The recommendation rests on a three-step mechanism that governs every state access in the binary trie:
- Traverse – descend from root to leaf. Cost proportional to tree depth. Favors wider trees (GD-8: 32 levels vs GD-5: ~52 vs GD-4: 64 levels).
- Rehash – recompute the internal subtree of every node on the path back to root. Cost proportional to 2^g - 1 per node. Favors narrower trees (GD-4: 15 ops/node, GD-5: 31 ops/node, GD-8: 255 ops/node).
- Commit – serialize and write modified nodes to disk. Cost proportional to node size. Favors narrower trees.
GD-5 finds the minimum of the traversal x rehashing trade-off for writes. Its path is 19% shorter than GD-4 (~52 vs 64 nodes), and each node’s 31 internal operations remain manageable.

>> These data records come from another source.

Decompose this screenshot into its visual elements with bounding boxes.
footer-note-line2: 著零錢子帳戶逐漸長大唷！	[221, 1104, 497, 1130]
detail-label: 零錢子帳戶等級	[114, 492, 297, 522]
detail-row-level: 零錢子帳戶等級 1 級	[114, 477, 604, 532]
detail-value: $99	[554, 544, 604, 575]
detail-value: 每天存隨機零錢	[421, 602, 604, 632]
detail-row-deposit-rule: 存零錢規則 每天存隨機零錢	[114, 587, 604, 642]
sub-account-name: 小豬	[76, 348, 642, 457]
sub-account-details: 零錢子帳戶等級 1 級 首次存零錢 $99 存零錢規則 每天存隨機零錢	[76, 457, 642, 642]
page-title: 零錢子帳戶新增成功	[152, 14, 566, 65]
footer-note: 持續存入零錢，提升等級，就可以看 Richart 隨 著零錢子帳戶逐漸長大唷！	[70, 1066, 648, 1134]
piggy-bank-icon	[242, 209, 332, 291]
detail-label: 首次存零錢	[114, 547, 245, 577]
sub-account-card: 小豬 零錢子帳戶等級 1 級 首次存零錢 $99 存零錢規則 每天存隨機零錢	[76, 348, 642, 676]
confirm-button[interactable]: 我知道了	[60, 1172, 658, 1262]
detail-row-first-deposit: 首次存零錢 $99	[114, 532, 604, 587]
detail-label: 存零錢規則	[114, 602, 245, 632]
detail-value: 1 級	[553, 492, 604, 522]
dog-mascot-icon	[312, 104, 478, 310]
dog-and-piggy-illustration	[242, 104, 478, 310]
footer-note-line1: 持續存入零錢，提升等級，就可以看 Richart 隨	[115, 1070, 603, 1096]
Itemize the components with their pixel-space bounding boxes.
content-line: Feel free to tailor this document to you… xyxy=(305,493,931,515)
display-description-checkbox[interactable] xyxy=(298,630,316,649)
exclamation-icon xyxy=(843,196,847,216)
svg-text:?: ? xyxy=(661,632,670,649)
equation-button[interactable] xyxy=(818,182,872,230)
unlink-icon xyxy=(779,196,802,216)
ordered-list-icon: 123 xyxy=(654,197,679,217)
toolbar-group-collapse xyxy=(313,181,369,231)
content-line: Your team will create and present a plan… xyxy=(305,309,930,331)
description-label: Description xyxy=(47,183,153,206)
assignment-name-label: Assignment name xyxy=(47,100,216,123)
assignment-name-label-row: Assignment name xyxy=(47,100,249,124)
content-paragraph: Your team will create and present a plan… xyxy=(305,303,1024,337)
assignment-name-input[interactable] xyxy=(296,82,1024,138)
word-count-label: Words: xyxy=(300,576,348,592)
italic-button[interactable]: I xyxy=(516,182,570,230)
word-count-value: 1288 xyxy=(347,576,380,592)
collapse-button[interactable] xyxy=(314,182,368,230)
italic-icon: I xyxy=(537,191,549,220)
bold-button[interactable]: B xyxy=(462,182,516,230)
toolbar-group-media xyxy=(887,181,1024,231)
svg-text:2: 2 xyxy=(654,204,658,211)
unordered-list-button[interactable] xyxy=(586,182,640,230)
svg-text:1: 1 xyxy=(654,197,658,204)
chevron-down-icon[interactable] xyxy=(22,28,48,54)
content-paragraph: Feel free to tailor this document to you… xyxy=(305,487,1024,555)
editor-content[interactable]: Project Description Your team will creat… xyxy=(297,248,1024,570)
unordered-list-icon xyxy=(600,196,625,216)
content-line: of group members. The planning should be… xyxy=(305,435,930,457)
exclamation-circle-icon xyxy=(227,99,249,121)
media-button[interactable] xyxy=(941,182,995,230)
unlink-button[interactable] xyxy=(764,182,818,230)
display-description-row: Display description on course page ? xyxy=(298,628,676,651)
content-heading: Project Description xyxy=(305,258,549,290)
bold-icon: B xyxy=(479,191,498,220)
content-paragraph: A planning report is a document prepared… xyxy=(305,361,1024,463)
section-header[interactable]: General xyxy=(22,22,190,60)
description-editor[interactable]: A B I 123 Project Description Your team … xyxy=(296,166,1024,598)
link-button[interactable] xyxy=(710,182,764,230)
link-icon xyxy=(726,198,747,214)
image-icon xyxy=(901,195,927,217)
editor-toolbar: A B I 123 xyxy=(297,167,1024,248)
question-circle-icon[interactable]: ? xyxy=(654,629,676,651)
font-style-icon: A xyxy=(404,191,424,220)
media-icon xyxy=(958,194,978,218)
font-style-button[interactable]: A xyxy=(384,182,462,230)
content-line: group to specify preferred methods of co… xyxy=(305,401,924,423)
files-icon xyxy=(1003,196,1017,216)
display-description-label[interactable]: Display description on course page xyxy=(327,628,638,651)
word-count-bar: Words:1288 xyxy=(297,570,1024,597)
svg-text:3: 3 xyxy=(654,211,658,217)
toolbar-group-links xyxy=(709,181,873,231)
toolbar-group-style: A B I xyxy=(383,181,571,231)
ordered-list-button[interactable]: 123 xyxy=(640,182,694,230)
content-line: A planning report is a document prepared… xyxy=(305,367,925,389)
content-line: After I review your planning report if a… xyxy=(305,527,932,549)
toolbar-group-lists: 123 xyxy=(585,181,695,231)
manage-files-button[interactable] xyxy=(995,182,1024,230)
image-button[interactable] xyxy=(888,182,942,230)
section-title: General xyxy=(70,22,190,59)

At GD-6, rehashing costs rise moderately – 283 ms vs 242 ms for GD-5 (+17%) – but reads and mixed workloads still improve. The write-specific inflection point lies between GD-5 and GD-6 (hash/read ratio crosses 1.0), while reads peak at GD-6.

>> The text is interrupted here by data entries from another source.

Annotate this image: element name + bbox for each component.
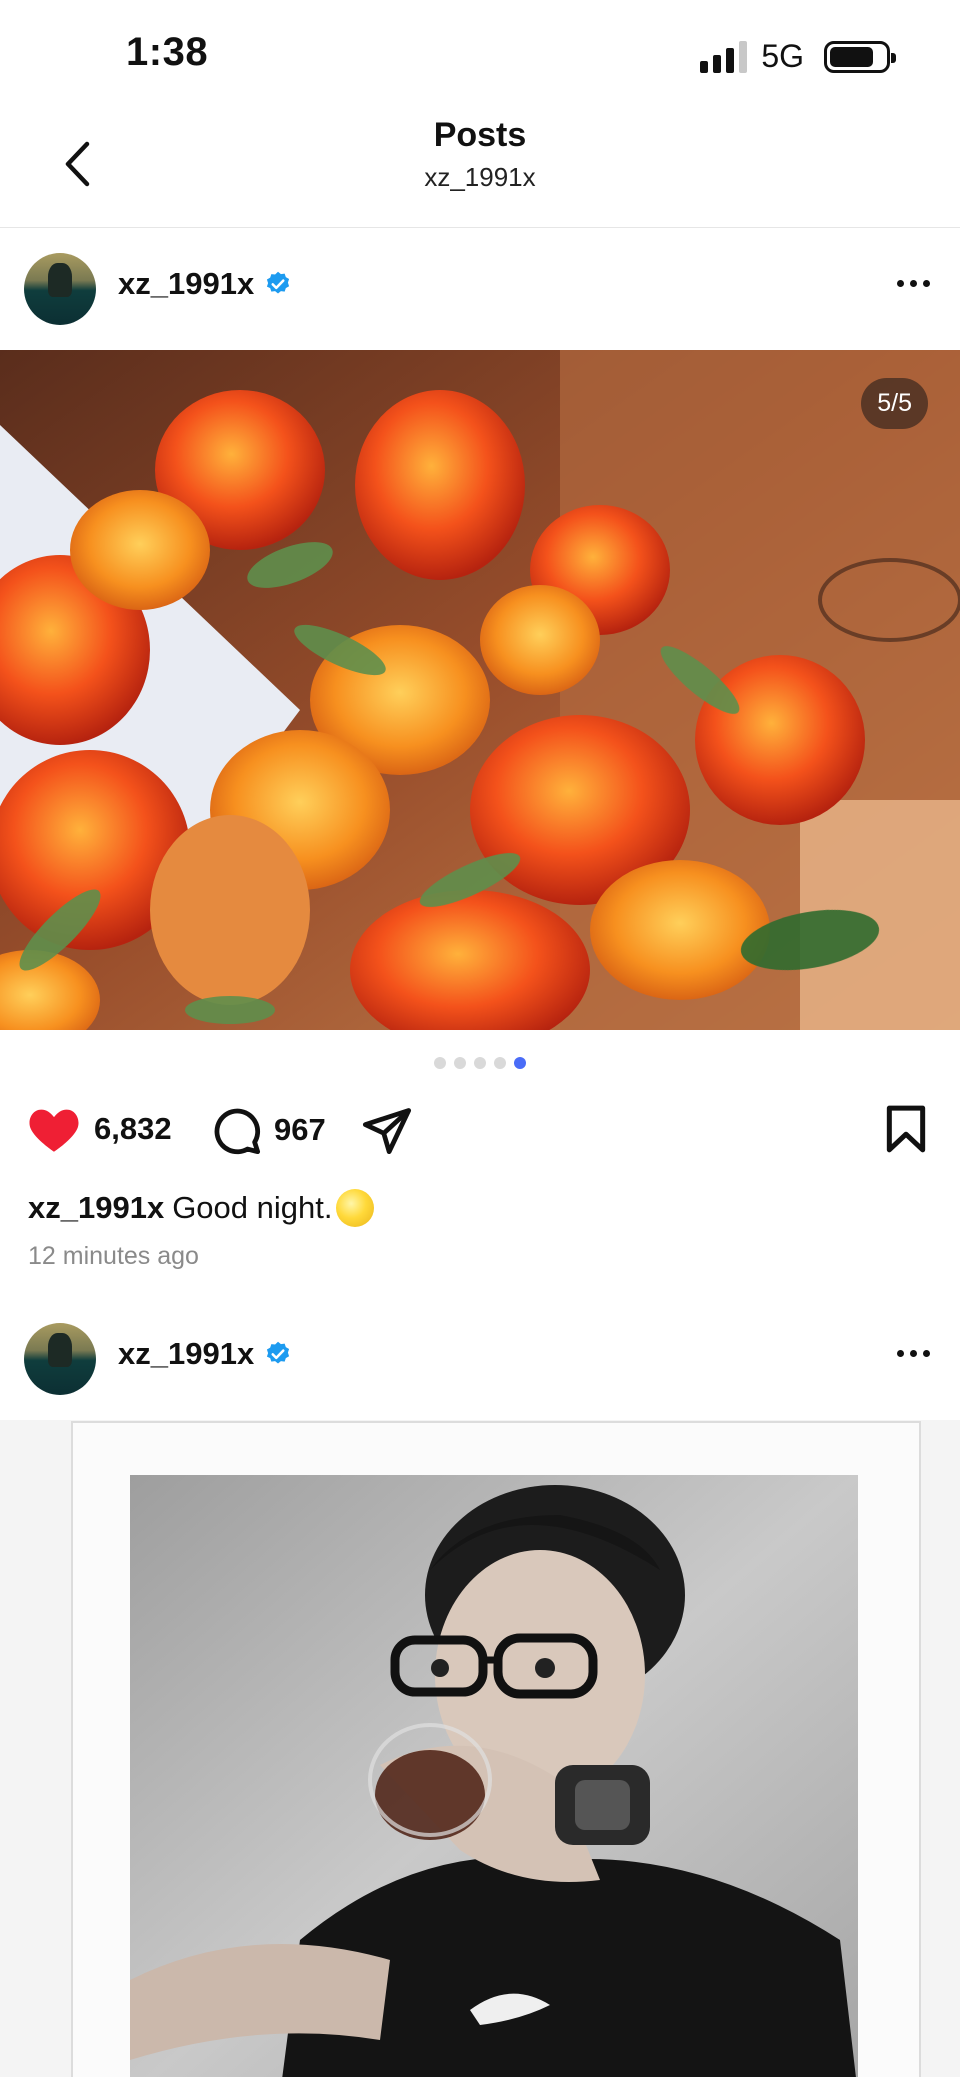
comment-button[interactable]: 967	[210, 1104, 326, 1156]
signal-icon	[700, 40, 748, 73]
network-label: 5G	[761, 38, 804, 74]
post-image[interactable]: 5/5	[0, 350, 960, 1030]
post: xz_1991x	[0, 228, 960, 1271]
polaroid-portrait-image	[0, 1420, 960, 2077]
username-row: xz_1991x	[118, 1336, 292, 1372]
verified-badge-icon	[267, 271, 290, 294]
comment-count: 967	[274, 1112, 326, 1147]
carousel-dot	[494, 1057, 506, 1069]
carousel-dot-active	[514, 1057, 526, 1069]
bookmark-icon	[886, 1105, 926, 1153]
comment-icon	[214, 1108, 261, 1155]
carousel-dot	[454, 1057, 466, 1069]
save-button[interactable]	[884, 1104, 928, 1154]
send-icon	[362, 1108, 412, 1155]
page-title: Posts	[433, 116, 527, 154]
more-options-button[interactable]	[897, 1342, 930, 1365]
more-options-button[interactable]	[897, 272, 930, 295]
username-row: xz_1991x	[118, 266, 292, 302]
like-count: 6,832	[94, 1111, 172, 1146]
image-counter-badge: 5/5	[861, 378, 928, 429]
status-time: 1:38	[126, 30, 209, 74]
status-bar: 1:38 5G	[0, 0, 960, 110]
status-indicators: 5G	[700, 38, 896, 75]
post-timestamp: 12 minutes ago	[28, 1242, 199, 1270]
like-button[interactable]: 6,832	[26, 1104, 172, 1154]
post-caption: xz_1991x Good night.	[0, 1170, 960, 1228]
avatar[interactable]	[24, 1323, 96, 1395]
carousel-indicator	[0, 1030, 960, 1096]
post-image[interactable]	[0, 1420, 960, 2077]
post-username[interactable]: xz_1991x	[118, 266, 254, 302]
heart-icon	[29, 1109, 79, 1152]
post-header: xz_1991x	[0, 228, 960, 350]
caption-text: Good night.	[172, 1190, 333, 1225]
share-button[interactable]	[360, 1104, 414, 1156]
avatar[interactable]	[24, 253, 96, 325]
post-header: xz_1991x	[0, 1298, 960, 1420]
page-subtitle: xz_1991x	[424, 162, 536, 192]
post-actions: 6,832 967	[0, 1096, 960, 1170]
nav-header: Posts xz_1991x	[0, 110, 960, 228]
moon-emoji-icon	[336, 1189, 375, 1227]
caption-username[interactable]: xz_1991x	[28, 1188, 164, 1228]
verified-badge-icon	[267, 1341, 290, 1364]
carousel-dot	[474, 1057, 486, 1069]
post-username[interactable]: xz_1991x	[118, 1336, 254, 1372]
tulip-bouquet-image	[0, 350, 960, 1030]
carousel-dot	[434, 1057, 446, 1069]
post: xz_1991x	[0, 1298, 960, 2077]
battery-icon	[824, 40, 896, 73]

Five Patterns That Hold Across All Group Depths
Pattern 1: State reads dominate. 50–85% of block processing time is spent reading state from disk, regardless of group depth or benchmark type.
state_read_msincludes account and code lookups in the unified trie, not just storage slot reads.

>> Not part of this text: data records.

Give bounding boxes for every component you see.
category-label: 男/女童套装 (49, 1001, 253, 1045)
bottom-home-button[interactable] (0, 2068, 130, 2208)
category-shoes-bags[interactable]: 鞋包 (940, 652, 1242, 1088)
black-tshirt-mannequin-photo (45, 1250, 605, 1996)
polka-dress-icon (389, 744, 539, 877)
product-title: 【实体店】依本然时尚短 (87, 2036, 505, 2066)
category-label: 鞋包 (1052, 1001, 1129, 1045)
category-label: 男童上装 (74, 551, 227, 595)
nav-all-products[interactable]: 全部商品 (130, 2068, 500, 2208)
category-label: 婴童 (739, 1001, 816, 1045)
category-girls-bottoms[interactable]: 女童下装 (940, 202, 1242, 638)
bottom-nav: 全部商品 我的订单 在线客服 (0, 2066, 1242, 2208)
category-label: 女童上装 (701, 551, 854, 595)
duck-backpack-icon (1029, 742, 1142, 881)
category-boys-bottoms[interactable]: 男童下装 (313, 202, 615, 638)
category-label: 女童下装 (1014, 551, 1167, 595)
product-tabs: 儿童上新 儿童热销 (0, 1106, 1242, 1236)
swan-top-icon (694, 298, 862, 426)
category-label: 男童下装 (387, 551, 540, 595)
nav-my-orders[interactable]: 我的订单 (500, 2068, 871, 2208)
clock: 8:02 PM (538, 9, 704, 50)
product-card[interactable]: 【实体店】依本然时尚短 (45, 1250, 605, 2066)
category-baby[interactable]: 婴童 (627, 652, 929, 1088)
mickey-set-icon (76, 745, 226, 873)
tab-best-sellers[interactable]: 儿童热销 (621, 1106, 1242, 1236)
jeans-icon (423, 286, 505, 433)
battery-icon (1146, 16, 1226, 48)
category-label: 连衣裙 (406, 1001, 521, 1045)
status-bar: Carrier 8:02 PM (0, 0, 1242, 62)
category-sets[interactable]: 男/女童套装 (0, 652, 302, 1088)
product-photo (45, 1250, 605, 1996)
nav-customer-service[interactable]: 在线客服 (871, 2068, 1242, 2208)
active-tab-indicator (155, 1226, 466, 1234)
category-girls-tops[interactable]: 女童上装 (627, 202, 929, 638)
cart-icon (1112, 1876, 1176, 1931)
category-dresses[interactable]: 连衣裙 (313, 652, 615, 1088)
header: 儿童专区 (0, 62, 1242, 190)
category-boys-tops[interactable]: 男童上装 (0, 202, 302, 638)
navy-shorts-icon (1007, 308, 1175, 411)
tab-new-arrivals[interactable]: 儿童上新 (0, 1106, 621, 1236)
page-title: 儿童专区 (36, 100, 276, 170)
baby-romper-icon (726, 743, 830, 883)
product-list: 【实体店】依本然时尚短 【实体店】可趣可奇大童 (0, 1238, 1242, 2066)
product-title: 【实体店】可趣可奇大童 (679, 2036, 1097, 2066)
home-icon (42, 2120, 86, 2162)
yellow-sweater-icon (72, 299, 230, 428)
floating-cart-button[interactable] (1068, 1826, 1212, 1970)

Pattern 2: Random access is ~40x more expensive per slot. Keccak-hashed keys (ERC20) cost 0.4–1.0 ms/slot vs 0.02 ms/slot for sequential access (synthetic). The gap is driven by Pebble block cache misses on keccak-scattered keys.
Independent NVMe page-read benchmarks confirm that random vs sequential I/O explains nearly all of this penalty (see Section 7 Hardware Context for details).
Pattern 3: Cache hit rates plateau at ~37–39%. Despite increasing group depth, the storage cache hit rate never exceeds ~39% for keccak-hashed workloads. The 256-bit keyspace is too sparse for meaningful cache reuse beyond shared upper-level trie nodes.
Pattern 4: Trie updates are negligible for reads, dominant for writes. balanceOf (pure reads): trie_updates \lt 1.3 ms. approve (reads + writes): trie_updates up to 691 ms (GD-1). This asymmetry means the node-width trade-off only matters for write workloads.
Pattern 5: Run-to-run CV mostly \lt 10% on Mgas/s. Phase 3 verified cold-cache drops (120+ successful, 0 failures) produce reproducible results across all eight configurations. The improvement from earlier phases validates the cold-cache methodology.
Open Questions
-
Pebble block size interaction. All tests used 4KB blocks. NVMe page-read benchmarks show that random 16KB reads achieve 2.3x the throughput of 4KB reads (174 vs 77 MB/s) with only 1.8x the latency (89.7 vs 50.6 µs). Larger Pebble blocks could significantly benefit wider group depths whose serialized nodes exceed 4KB.
-
Concurrent block processing. These benchmarks process blocks sequentially. Parallel execution engines might amortize trie updates across cores, reducing the per-node rehashing penalty of wider group depths. NVMe queue depth benchmarks show that QD=8 improves random 4KB throughput 8.7x over QD=1 (673 vs 77 MB/s). If parallel execution increases effective I/O queue depth, read latency differences between group depths may compress significantly.
Benchmarks run on the Ethereum execution-specs framework. Methodology, raw data, and reproducibility scripts available in the execution-specs repository.